To determine the pollen nucleus status (expressed as the number of pollen nuclei in pollen grains after anther dehiscence), pollen samples of 14 taxa (12 Daucus taxa and two outgroup species) were collected in the same way as for the viability test, then mounted in a drop of 4′,6-diamidino-2-phenylindole (DAPI) solution (2.5 µg−1 DAPI, 7.7 mM Tris–HCl, 10 mM spermine tetrahydrochloride, 10 mM NaCl, 2.2% hexylene glycol, and 0.25% Triton™ X-100; mixed in a 1:1 ratio with glycerol), and covered with a cover glass. The slides were examined under the same microscope using the fluorescence mode and an appropriate filter set for DAPI (Zeiss filter set 02: λex = 365 nm, λem > 420 nm). The microphotographs were captured using a BV MV camera (Applied Spectral Imaging, Edingen-Neckarhausen, Germany).

Statistical analyses

For quantitative parameters, means and standard errors of the means were calculated for each accession and subjected to a one-way analysis of variance (ANOVA) followed by Tukey’s honestly significant difference (HSD) test at a significance level of at least p = 0.05 using Statistica v. 13.3 (TIBCO Software Inc., USA). For nuclear DNA content estimation and pollen morphology and viability, the mean of measurements/counts for one plant was considered a single replication. Statistical analyses were conducted separately for the Daucus taxa and the outgroup species.
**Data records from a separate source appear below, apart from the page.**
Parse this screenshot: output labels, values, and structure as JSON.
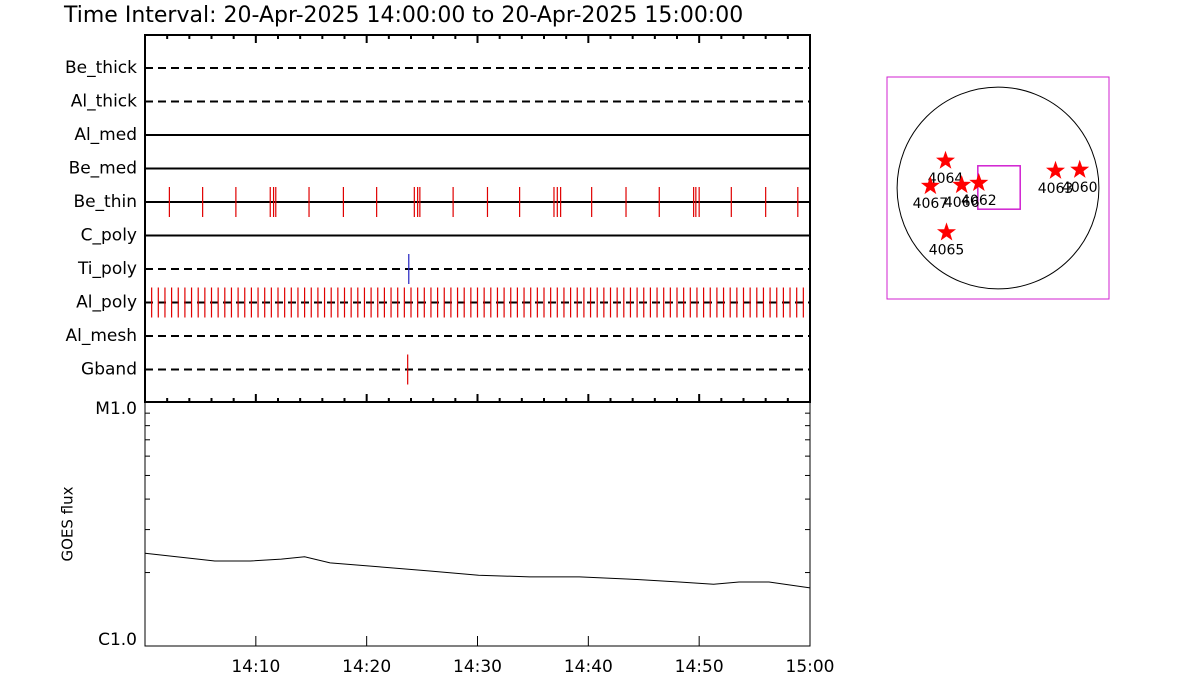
{
  "chart_data": [
    {
      "type": "timeline",
      "title": "Time Interval: 20-Apr-2025 14:00:00 to 20-Apr-2025 15:00:00",
      "xlim": [
        0,
        60
      ],
      "rows": [
        {
          "name": "Be_thick",
          "style": "dashed",
          "color": "#e00000",
          "events": []
        },
        {
          "name": "Al_thick",
          "style": "dashed",
          "color": "#e00000",
          "events": []
        },
        {
          "name": "Al_med",
          "style": "solid",
          "color": "#e00000",
          "events": []
        },
        {
          "name": "Be_med",
          "style": "solid",
          "color": "#e00000",
          "events": []
        },
        {
          "name": "Be_thin",
          "style": "solid",
          "color": "#e00000",
          "events": [
            2.2,
            5.2,
            8.2,
            11.3,
            11.6,
            11.8,
            14.8,
            17.9,
            20.9,
            24.3,
            24.6,
            24.8,
            27.8,
            30.9,
            33.8,
            36.9,
            37.2,
            37.5,
            40.3,
            43.4,
            46.4,
            49.5,
            49.7,
            50,
            52.9,
            56,
            58.9
          ]
        },
        {
          "name": "C_poly",
          "style": "solid",
          "color": "#e00000",
          "events": []
        },
        {
          "name": "Ti_poly",
          "style": "dashed",
          "color": "#2020c0",
          "events": [
            23.8
          ]
        },
        {
          "name": "Al_poly",
          "style": "dashed",
          "color": "#e00000",
          "events": [
            0,
            0.6,
            1.2,
            1.8,
            2.4,
            3,
            3.6,
            4.2,
            4.8,
            5.4,
            6,
            6.6,
            7.2,
            7.8,
            8.4,
            9,
            9.6,
            10.2,
            10.8,
            11.4,
            12,
            12.6,
            13.2,
            13.8,
            14.4,
            15,
            15.6,
            16.2,
            16.8,
            17.4,
            18,
            18.6,
            19.2,
            19.8,
            20.4,
            21,
            21.6,
            22.2,
            22.8,
            23.4,
            24,
            24.6,
            25.2,
            25.8,
            26.4,
            27,
            27.6,
            28.2,
            28.8,
            29.4,
            30,
            30.6,
            31.2,
            31.8,
            32.4,
            33,
            33.6,
            34.2,
            34.8,
            35.4,
            36,
            36.6,
            37.2,
            37.8,
            38.4,
            39,
            39.6,
            40.2,
            40.8,
            41.4,
            42,
            42.6,
            43.2,
            43.8,
            44.4,
            45,
            45.6,
            46.2,
            46.8,
            47.4,
            48,
            48.6,
            49.2,
            49.8,
            50.4,
            51,
            51.6,
            52.2,
            52.8,
            53.4,
            54,
            54.6,
            55.2,
            55.8,
            56.4,
            57,
            57.6,
            58.2,
            58.8,
            59.4,
            60
          ]
        },
        {
          "name": "Al_mesh",
          "style": "dashed",
          "color": "#e00000",
          "events": []
        },
        {
          "name": "Gband",
          "style": "dashed",
          "color": "#e00000",
          "events": [
            23.7
          ]
        }
      ]
    },
    {
      "type": "line",
      "y_label": "GOES flux",
      "log_scale": true,
      "color": "#000000",
      "xlim": [
        0,
        60
      ],
      "xticks": [
        {
          "value": 10,
          "label": "14:10"
        },
        {
          "value": 20,
          "label": "14:20"
        },
        {
          "value": 30,
          "label": "14:30"
        },
        {
          "value": 40,
          "label": "14:40"
        },
        {
          "value": 50,
          "label": "14:50"
        },
        {
          "value": 60,
          "label": "15:00"
        }
      ],
      "ylim": [
        1e-06,
        1e-05
      ],
      "yticks": [
        {
          "value": 1e-06,
          "label": "C1.0"
        },
        {
          "value": 1e-05,
          "label": "M1.0"
        }
      ],
      "x": [
        0,
        6.3,
        9.5,
        12.3,
        14.4,
        16.7,
        21.2,
        25.7,
        30.1,
        34.7,
        39.2,
        43.7,
        48.2,
        51.3,
        53.6,
        56.3,
        60
      ],
      "values": [
        2.4e-06,
        2.23e-06,
        2.23e-06,
        2.27e-06,
        2.32e-06,
        2.19e-06,
        2.11e-06,
        2.03e-06,
        1.95e-06,
        1.92e-06,
        1.92e-06,
        1.88e-06,
        1.83e-06,
        1.79e-06,
        1.83e-06,
        1.83e-06,
        1.73e-06
      ]
    },
    {
      "type": "map",
      "xlim": [
        -1.1,
        1.1
      ],
      "ylim": [
        -1.1,
        1.1
      ],
      "color": "#ff0000",
      "frame_color": "#d020d0",
      "fov": [
        -0.2,
        0.22,
        0.22,
        -0.21
      ],
      "regions": [
        {
          "label": "4064",
          "x": -0.52,
          "y": 0.27
        },
        {
          "label": "4067",
          "x": -0.67,
          "y": 0.02
        },
        {
          "label": "4066",
          "x": -0.36,
          "y": 0.03
        },
        {
          "label": "4062",
          "x": -0.19,
          "y": 0.05
        },
        {
          "label": "4063",
          "x": 0.57,
          "y": 0.17
        },
        {
          "label": "4060",
          "x": 0.81,
          "y": 0.18
        },
        {
          "label": "4065",
          "x": -0.51,
          "y": -0.44
        }
      ]
    }
  ]
}
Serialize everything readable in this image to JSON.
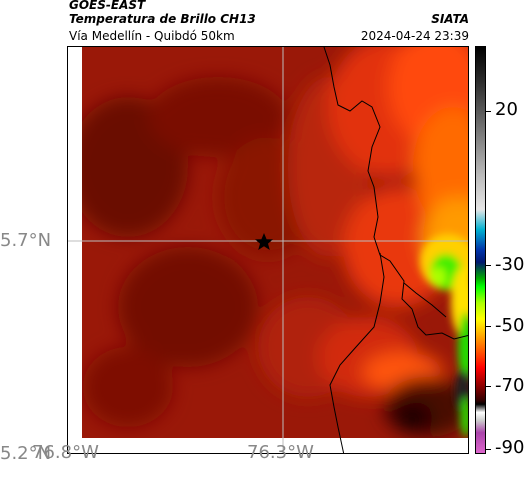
{
  "header": {
    "satellite": "GOES-EAST",
    "product": "Temperatura de Brillo CH13",
    "region": "Vía Medellín - Quibdó 50km",
    "organization": "SIATA",
    "timestamp": "2024-04-24 23:39"
  },
  "map": {
    "lat_labels": [
      "5.7°N",
      "5.2°N"
    ],
    "lon_labels": [
      "76.8°W",
      "76.3°W"
    ],
    "marker_icon": "star-icon"
  },
  "colorbar": {
    "tick_labels": [
      "20",
      "-30",
      "-50",
      "-70",
      "-90"
    ]
  },
  "colors": {
    "field_dark": "#6a0a04",
    "field_mid": "#a51a0a",
    "field_warm_red": "#d02a0c",
    "field_orange": "#ff7a00",
    "field_yellow": "#ffe000",
    "field_green": "#33ee00",
    "coastline": "#000000",
    "gridline": "#bdbdbd"
  }
}
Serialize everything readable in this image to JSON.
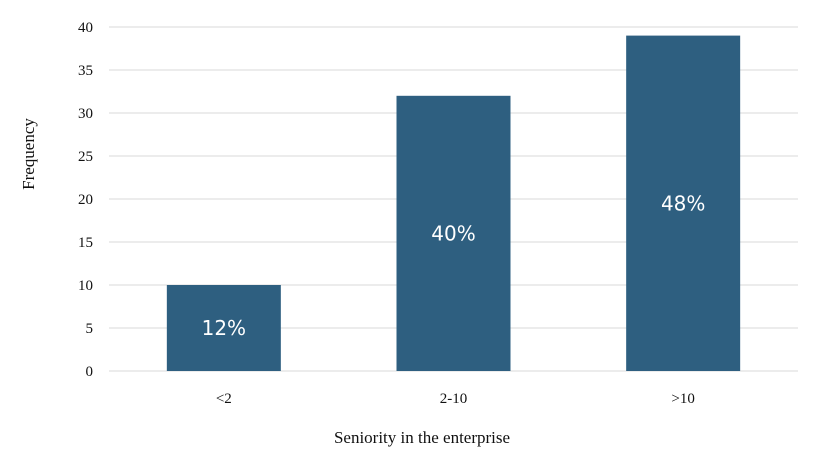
{
  "chart_data": {
    "type": "bar",
    "categories": [
      "<2",
      "2-10",
      ">10"
    ],
    "values": [
      10,
      32,
      39
    ],
    "data_labels": [
      "12%",
      "40%",
      "48%"
    ],
    "xlabel": "Seniority in the enterprise",
    "ylabel": "Frequency",
    "ylim": [
      0,
      40
    ],
    "yticks": [
      0,
      5,
      10,
      15,
      20,
      25,
      30,
      35,
      40
    ],
    "grid": true,
    "legend": "none",
    "bar_color": "#2e5f80"
  }
}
To determine the relationships among the Daucus taxa, an unweighted pair-group method with arithmetic mean (UPGMA) cluster analysis with Euclidean distance was performed based on nuclear DNA content and pollen morphology (P, E) data using Past v. 3.22 software [77].

To identify relationships among cytogenetic (2C DNA content, somatic chromosome number) and palynological (P, E, P/E) data within the genus Daucus, Pearson’s correlation analysis was carried out using Statistical.